Consumers today significantly influence a business’ success because their strong voice, beliefs, and interests in engaging with brands that align with their values shape the market. Brands must focus on maintaining relevance and growth momentum to stay competitive and survive among their competitors.
Exploring ways to improve a business’ market share is critical in identifying its market potential, trends in consumer behavior, market opportunities, and determining competitiveness among its competitors. Brand proliferation is adding several brands in a product line or product category to quickly increase new brands or products to leverage their brand and increase its market share.
Brand proliferation is incited by smaller brands entering markets and the growth in brand and line extensions. The impact of brand proliferation can result in positive or negative outcomes for businesses and consumers.
Increase Market Share:
Expanding a business’ market segmentation and diversifying its products and services helps the business or company increase its market share.
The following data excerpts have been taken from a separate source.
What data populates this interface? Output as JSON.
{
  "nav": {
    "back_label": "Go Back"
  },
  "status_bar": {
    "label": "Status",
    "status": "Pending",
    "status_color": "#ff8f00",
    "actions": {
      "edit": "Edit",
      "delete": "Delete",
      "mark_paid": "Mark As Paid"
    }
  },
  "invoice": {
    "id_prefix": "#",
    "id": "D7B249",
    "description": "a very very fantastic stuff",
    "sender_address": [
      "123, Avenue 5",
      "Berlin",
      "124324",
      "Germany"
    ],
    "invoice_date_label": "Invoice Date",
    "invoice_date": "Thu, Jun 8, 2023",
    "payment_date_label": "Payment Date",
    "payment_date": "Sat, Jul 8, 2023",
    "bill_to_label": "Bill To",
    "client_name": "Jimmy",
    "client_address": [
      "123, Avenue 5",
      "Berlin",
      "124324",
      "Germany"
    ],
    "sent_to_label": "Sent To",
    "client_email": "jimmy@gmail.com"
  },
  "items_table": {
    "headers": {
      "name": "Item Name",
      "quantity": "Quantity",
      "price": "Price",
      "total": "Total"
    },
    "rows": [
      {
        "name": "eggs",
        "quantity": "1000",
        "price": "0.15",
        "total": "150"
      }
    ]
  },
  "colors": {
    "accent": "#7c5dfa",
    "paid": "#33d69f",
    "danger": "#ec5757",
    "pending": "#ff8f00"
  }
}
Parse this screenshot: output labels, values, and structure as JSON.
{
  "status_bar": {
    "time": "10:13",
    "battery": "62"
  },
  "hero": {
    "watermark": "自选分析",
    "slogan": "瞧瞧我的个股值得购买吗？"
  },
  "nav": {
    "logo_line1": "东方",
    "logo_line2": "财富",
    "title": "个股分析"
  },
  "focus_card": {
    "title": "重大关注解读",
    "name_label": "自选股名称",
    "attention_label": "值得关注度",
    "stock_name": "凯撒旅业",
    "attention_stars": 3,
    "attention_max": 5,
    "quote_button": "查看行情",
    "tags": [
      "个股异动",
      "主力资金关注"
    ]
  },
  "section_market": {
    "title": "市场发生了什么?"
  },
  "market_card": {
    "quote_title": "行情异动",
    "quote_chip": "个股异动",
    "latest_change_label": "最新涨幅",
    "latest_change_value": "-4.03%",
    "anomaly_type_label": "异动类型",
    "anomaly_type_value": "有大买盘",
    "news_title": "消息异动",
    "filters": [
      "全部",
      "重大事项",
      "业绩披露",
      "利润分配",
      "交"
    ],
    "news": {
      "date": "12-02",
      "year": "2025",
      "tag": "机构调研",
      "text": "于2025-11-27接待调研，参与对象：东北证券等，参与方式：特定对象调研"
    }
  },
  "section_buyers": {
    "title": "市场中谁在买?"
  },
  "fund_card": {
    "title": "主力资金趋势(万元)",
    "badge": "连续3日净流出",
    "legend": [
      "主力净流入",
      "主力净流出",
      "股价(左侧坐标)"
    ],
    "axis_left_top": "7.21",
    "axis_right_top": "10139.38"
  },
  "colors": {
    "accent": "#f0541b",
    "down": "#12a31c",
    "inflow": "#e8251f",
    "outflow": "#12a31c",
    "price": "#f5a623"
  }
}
Expanding segmentation strategies enables businesses to improve their engagement with current and potential customers, develop better products, and increase sales.
Moreover, expanding market segmentation allows businesses to explore opportunities to grow the brand, develop various products that satisfy customer needs, and cater to diverse customer base interests.
Product differentiation distinguishes the organization’s product, brand, or service from those offered by competitors. It also enables the product or brand to stand out among customers or the targeted audience. Moreover, it increases sales, brand loyalty, and growth.
Digital marketing and e-commerce lessen most brand proliferation barriers. For instance, it strengthens a more significant brand’s market reach using targeted marketing efforts. Additionally, digital marketing and e-commerce simplify how smaller brands enter the market.
Additionally, brand proliferation can cause cannibalization, a decline of sales and demand of a business’ original products as a result of introducing similar products in the current product line, which can also generate losses in revenue, sales volume, and market share as well as hinder a brand’s growth. Managing the brand with brand proliferation can be challenging because introducing several brands within the same product line with a similar parity can cause the individual brands’ share to decline. For instance, Unilever, a multinational consumer goods company headquartered in London, England, has been driven by its corporate purpose and goal to drive sustained profitable growth.
According to Unilever’s Annual Review 1999 report, Unilever’s purpose entails “…to respond creatively and competitively with branded products and services.” Unilever’s focus was leading brands that will help fulfill Unilever’s business goals in achieving ambitious growth and margin targets. To support their corporate purpose and meet their business goals, Unilever utilized brand proliferation to expand their brand portfolio, which now consisted of 1,600 brands in 1999 after their brand acquisitions. As a result, the brand acquisitions generated over 90% of Unilever’s profits from 400 brands, and approximately 1,200 brands either earned marginal profits or endured losses.
Brand proliferation can prevent an effective and proportional allocation of resources spend marketing spend across the brands. The lack of appropriate resources for a brand can hinder its potential to grow. Furthermore, the brand will lose its competitive edge and relevance among its competition.
Each brand has a unique identity and requires handling unique to the brand. Distinctive and unique brands and brand positioning in which various benefits provided to different market segments reduces cannibalization and restricts competition amongst the brands. Brand managers must assist businesses in keeping abreast of developments that challenge and potentially threaten the brand’s positioning, sustainability in the marketplace and explore creative methods to change branding challenges to opportunities to increase market share.